Whether it’s a bike, bus or balloon, Kirkland resident Bruce Dawson is searching for alternative ways to commute to work as part of his 2018 Commute Challenge.
Dawson hasn’t gone as far as to use a balloon to commute, but he’s made his 1.25-mile commute to Google’s Kirkland campus via stilts, water skis, a unicycle, a paddleboard and 23 other methods, all in an effort to make his commute more interesting and less car-centric.
“North Americans spend a lot of time in their cars, always taking their cars to work and driving alone,” Dawson said. “Part of this is also just demonstrating that there are other ways to get to work, and some of them are not practical of course, but I’m taking a carpool to work tomorrow…ultimately it makes you healthier and happier. Every day I do this, I feel so happy when I get into work.”

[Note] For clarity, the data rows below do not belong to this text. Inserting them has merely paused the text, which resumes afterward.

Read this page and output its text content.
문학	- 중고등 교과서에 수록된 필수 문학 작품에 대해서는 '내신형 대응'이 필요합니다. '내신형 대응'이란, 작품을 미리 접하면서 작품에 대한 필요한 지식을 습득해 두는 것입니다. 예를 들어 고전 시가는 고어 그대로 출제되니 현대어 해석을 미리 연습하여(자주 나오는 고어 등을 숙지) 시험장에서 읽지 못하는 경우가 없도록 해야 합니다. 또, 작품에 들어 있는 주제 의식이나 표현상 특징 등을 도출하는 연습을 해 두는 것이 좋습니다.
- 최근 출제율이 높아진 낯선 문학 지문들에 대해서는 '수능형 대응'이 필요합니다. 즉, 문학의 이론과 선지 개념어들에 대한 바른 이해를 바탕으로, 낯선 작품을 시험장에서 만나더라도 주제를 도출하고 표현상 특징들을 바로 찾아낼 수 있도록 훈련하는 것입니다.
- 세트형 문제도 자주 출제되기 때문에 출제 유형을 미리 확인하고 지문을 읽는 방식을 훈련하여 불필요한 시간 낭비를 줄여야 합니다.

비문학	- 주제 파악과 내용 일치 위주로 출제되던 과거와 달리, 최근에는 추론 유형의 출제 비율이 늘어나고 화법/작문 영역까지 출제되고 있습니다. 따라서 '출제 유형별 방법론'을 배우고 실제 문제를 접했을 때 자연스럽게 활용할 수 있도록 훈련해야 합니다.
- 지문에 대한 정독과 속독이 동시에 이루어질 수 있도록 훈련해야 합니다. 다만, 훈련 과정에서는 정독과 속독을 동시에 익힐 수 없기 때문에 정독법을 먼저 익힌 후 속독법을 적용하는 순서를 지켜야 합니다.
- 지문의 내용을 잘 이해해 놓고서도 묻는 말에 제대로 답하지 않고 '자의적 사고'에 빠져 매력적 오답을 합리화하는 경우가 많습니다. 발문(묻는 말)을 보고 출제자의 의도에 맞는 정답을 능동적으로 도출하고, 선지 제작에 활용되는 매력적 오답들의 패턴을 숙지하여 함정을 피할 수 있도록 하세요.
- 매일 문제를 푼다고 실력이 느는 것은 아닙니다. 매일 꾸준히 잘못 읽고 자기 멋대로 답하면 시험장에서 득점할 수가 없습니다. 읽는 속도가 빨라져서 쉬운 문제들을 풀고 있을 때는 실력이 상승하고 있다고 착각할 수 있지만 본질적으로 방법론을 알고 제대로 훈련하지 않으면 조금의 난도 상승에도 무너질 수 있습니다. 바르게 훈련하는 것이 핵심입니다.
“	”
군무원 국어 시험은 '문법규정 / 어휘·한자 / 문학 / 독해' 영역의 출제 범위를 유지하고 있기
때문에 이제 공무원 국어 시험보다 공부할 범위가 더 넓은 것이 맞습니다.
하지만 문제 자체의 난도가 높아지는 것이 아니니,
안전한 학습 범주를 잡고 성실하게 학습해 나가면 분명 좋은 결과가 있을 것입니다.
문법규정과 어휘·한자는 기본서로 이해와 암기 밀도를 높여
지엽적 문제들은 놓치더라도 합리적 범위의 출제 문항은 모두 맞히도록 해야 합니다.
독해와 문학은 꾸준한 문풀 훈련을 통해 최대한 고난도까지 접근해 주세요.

Dawson first completed the month-long challenge in April 2017. He often used about six different commute methods to get to work because he lives near his workplace: walking, running, cycling, unicycling, inline skating and taking a bus.
The diversity of his typical commute methods planted an idea in Dawson’s head and he would make jokes to a colleague about using a different method for each day of a month. That was in March 2017.
“I [joked] a couple of times and at one point the co-worker just kind of got annoyed and said, ‘Put up or shut up…You should actually go do it,’” Dawson said.
So Dawson set out to complete the challenge. And he succeeded. He used 20 different methods to get to work for each weekday of the month. Out of them all, Dawson concluded that swimming in 46 degree water was the least practical.
“Zero stars, would not swim again,” Dawson wrote in a blog post. “Swimming was the only commute method that was simultaneously unpleasant, inefficient, and potentially dangerous – it’s the trifecta.”
The 2018 Commute Challenge was moved to September because of the cold weather during his first challenge. Despite this, he maintains that water skiing was the most fun he had commuting to work during last year’s challenge.
“That was just such a great way to start the day,” Dawson said, “Water skiing was amazing.”
Dawson added that he was surprised at how well the challenge went the first time. He had been saving his bike and a bus ride as reserve methods if any of the other ones fell through, but he didn’t need to use it.
Dawson quickly decided to do the challenge again after the success of the first challenge and the first thing he changed was the time of year. He began this month with a paddleboard commute and is still going strong more than halfway through the challenge.
“I had some fun experiences with people,” Dawson said. “The first day of this one, I had a total stranger help me carry my paddleboard up the hill to Google. That’s kind of cool that you can still get help from random people these days.”
Dawson also added an extra rule that he couldn’t use methods from the 2017 challenge and he said he’s uncertain if he’ll succeed this time.
“Neighbors, friends and coworkers have been very helpful,” Dawson said. “I keep hoping some random person will reach out to me and say, ‘Hey I’d love to lend you my roller skis or give you a ride on a jet ski sometime this month.’ That hasn’t happened yet, but I’m still open to those options.”
Dawson is reaching out to his community for help and different commute ideas. Specifically, he’s looking for roller skis, roller skates, a giant pogo stick, drift skates or a jet ski ride that locals would be willing to lend him.
Additionally, Dawson is open to any ideas that are a balanced between practical, whimsical, fun and “not-too-deadly.”
COMMUTES CAN BE FUN
Dawson has been documenting his commute challenge in an effort to encourage his fellow community members to consider using alternate commute methods. His progress for the 2018 challenge can be tracked online at tinyurl.com/commutechallenge2018 or twitter.com/hashtag/commutechallenge?src=hash.
Additionally, locals can email him with ideas at firstname.lastname@example.org.
“Life is too short to spend it stuck in traffic, or looking for parking,” Dawson wrote in a blog post. “While not everybody has the diversity of commute options that I have, I think that there are some people who commute alone in a car because they haven’t fully considered the costs (financial, societal, environmental) or because they haven’t considered the health and joy benefits of trying other options.”
While taking the bus or a carpool to work may take longer than a solo drive, Dawson points out that those methods may be a better use of time.
“If you can read a book or talk to a friend while commuting then that’s progress,” he wrote. “I use my bike and other non-car methods to commute partly because it’s better for the world (fewer greenhouse gases, one less car on the road, one less parking spot used) but mostly because it makes me happier.”